I read the account of the Transfiguration from Luke 9, commenting first on how the three disciples (to whom my own Apostolic Accession is traced) knew the identity of the two ‘men who appeared from nowhere’ at a time when there was no TV, Skype, photos or videos? Surely it can only be the Holy Spirit who revealed identities to them?
Peter always seems to be the easiest Disciple for me to identify with. “Lets build three shrines here” with his eye very much on there being a permanent building for each, no doubt providing a great tourism attraction to rejuvenate the area. God showed what He thought of Peter’s idea by enveloping the area in a dense cloud. When it lifted Jesus was there on his own.
I said I thought we all tried to compare one person with another, one horse with another and so on, suggesting that the easiest way to describe an elephant was that it was like a rhino with a long twisty, hollow trunk. As far as Jesus is concerned, there is no one with whom He can be compared, and God told them – quite bluntly.
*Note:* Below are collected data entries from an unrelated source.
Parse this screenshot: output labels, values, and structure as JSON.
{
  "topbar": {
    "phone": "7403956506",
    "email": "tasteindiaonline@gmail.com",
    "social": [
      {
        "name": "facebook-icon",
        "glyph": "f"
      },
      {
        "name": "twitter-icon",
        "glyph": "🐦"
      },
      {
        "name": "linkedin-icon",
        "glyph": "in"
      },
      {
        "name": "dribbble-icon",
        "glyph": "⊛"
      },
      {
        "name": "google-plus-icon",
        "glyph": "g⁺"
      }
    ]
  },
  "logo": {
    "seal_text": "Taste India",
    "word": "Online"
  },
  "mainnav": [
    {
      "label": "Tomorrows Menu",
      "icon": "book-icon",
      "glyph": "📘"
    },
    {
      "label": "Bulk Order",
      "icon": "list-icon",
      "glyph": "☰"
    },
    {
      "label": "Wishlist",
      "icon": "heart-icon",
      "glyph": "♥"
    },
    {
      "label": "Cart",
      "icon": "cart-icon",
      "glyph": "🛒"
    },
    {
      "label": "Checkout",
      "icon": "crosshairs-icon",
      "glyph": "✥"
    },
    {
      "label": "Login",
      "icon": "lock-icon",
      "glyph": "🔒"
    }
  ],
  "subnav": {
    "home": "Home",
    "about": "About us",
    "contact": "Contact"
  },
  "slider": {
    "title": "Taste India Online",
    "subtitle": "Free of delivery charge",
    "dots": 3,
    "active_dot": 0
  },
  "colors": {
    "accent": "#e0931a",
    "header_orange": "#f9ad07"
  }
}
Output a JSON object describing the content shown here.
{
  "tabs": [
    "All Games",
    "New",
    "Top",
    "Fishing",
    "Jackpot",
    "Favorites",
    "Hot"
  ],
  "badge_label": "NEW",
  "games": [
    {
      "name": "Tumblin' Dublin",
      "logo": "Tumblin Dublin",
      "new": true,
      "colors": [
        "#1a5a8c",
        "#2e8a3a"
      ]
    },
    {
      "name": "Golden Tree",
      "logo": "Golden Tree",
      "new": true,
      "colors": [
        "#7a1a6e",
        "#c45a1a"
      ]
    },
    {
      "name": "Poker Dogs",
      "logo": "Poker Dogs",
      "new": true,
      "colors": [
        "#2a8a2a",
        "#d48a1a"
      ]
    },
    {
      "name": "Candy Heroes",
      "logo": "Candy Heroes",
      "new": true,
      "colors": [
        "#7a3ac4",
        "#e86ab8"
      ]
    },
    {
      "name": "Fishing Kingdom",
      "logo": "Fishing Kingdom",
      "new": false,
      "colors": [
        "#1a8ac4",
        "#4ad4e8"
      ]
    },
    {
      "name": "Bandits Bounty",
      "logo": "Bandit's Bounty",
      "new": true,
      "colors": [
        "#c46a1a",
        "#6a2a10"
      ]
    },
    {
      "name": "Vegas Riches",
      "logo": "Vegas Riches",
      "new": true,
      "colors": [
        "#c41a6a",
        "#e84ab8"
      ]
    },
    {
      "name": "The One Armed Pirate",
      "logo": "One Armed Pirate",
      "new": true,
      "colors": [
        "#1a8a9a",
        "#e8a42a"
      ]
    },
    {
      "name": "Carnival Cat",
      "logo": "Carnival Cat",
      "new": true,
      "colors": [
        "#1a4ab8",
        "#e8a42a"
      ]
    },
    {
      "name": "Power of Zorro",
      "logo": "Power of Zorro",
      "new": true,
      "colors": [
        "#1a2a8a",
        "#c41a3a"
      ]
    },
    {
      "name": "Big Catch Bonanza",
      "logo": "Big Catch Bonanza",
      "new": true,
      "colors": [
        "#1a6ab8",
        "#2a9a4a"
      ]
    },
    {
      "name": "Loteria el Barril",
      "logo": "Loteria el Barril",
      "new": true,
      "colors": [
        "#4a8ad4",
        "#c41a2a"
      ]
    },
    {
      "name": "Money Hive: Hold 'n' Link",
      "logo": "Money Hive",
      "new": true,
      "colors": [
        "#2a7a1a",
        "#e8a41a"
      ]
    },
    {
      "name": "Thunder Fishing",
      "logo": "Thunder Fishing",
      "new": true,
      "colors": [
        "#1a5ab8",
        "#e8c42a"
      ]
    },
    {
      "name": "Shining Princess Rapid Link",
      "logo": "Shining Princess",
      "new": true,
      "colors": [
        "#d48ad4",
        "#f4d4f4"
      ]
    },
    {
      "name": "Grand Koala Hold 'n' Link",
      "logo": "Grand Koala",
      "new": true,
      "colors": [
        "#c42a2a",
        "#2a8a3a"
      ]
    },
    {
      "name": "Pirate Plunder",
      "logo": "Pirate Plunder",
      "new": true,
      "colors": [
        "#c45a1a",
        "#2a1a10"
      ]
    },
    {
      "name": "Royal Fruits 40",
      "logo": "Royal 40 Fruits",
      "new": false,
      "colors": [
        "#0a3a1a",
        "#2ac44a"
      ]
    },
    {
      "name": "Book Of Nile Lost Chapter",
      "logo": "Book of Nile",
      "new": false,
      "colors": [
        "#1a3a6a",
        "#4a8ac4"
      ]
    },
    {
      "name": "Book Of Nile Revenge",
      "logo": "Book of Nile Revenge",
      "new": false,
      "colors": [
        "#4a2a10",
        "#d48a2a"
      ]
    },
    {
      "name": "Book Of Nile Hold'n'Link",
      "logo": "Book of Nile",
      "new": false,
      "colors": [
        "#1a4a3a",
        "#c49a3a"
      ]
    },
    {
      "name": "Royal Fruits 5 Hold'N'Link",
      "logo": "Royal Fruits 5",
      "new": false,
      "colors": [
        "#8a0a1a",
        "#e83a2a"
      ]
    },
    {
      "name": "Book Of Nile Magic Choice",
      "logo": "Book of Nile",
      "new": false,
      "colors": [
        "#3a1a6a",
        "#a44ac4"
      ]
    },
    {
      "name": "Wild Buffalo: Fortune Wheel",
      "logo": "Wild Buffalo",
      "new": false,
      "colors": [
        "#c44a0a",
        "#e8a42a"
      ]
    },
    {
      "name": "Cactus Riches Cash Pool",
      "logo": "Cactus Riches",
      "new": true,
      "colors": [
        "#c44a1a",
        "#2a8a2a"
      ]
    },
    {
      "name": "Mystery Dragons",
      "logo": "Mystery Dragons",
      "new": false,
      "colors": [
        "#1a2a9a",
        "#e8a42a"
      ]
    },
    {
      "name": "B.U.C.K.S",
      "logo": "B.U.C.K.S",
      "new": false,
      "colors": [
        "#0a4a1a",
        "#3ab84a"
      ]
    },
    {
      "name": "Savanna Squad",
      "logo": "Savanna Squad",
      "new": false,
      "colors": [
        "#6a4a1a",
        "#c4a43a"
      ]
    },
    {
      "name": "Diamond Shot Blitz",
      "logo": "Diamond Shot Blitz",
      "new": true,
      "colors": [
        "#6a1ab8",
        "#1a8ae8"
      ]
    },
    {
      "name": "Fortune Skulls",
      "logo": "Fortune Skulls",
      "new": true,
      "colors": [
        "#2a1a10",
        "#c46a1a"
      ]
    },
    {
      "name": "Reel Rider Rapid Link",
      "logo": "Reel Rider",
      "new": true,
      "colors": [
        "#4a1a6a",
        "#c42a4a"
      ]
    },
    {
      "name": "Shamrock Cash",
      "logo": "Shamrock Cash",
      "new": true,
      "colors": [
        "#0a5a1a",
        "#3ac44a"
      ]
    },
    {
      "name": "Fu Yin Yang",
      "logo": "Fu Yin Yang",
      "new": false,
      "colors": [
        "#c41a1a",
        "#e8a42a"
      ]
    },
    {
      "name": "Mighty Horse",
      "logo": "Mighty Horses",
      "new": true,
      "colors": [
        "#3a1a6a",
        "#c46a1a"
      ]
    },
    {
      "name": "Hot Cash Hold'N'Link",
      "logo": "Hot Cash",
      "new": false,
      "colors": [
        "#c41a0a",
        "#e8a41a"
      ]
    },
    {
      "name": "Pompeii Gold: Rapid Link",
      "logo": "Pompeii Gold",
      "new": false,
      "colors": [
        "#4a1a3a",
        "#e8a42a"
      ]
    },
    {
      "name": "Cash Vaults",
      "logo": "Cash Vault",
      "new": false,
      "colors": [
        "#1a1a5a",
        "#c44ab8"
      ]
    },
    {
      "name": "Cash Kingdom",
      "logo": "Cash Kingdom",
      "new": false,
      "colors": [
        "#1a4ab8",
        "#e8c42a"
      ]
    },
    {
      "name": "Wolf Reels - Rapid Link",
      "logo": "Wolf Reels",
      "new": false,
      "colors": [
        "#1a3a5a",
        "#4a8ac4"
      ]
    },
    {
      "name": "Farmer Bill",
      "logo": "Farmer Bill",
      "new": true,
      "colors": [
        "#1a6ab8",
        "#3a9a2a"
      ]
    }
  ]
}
Lent begins next Wednesday and it is the tradition in the UK for pancakes to be cooked on what we call Shrove Tuesday, in obedience to the Old Testament instruction not to have certain foods during Lent, that starts the following day: foods such as meat and fish, fats, eggs, and milky foods.
Not only is today the last Sunday before Lent (which doesn’t Liturgically exist) but it cannot be Liturgically described as the Sunday before Pancake Day. It is Transfiguration Sunday, when God reminded us of the 4th Commandment, that we should have no other God’s than the Father, Son and Holy Spirit.
Lent is regarded as a period of DENIAL. Giving up chocolate or reading the Scriptures more or Praying more, but I think it is much deeper than that: it is adopting a TOTALLY different and OUTWARD way of living out Christ to those around us.
You are assured of our Lenten prayers.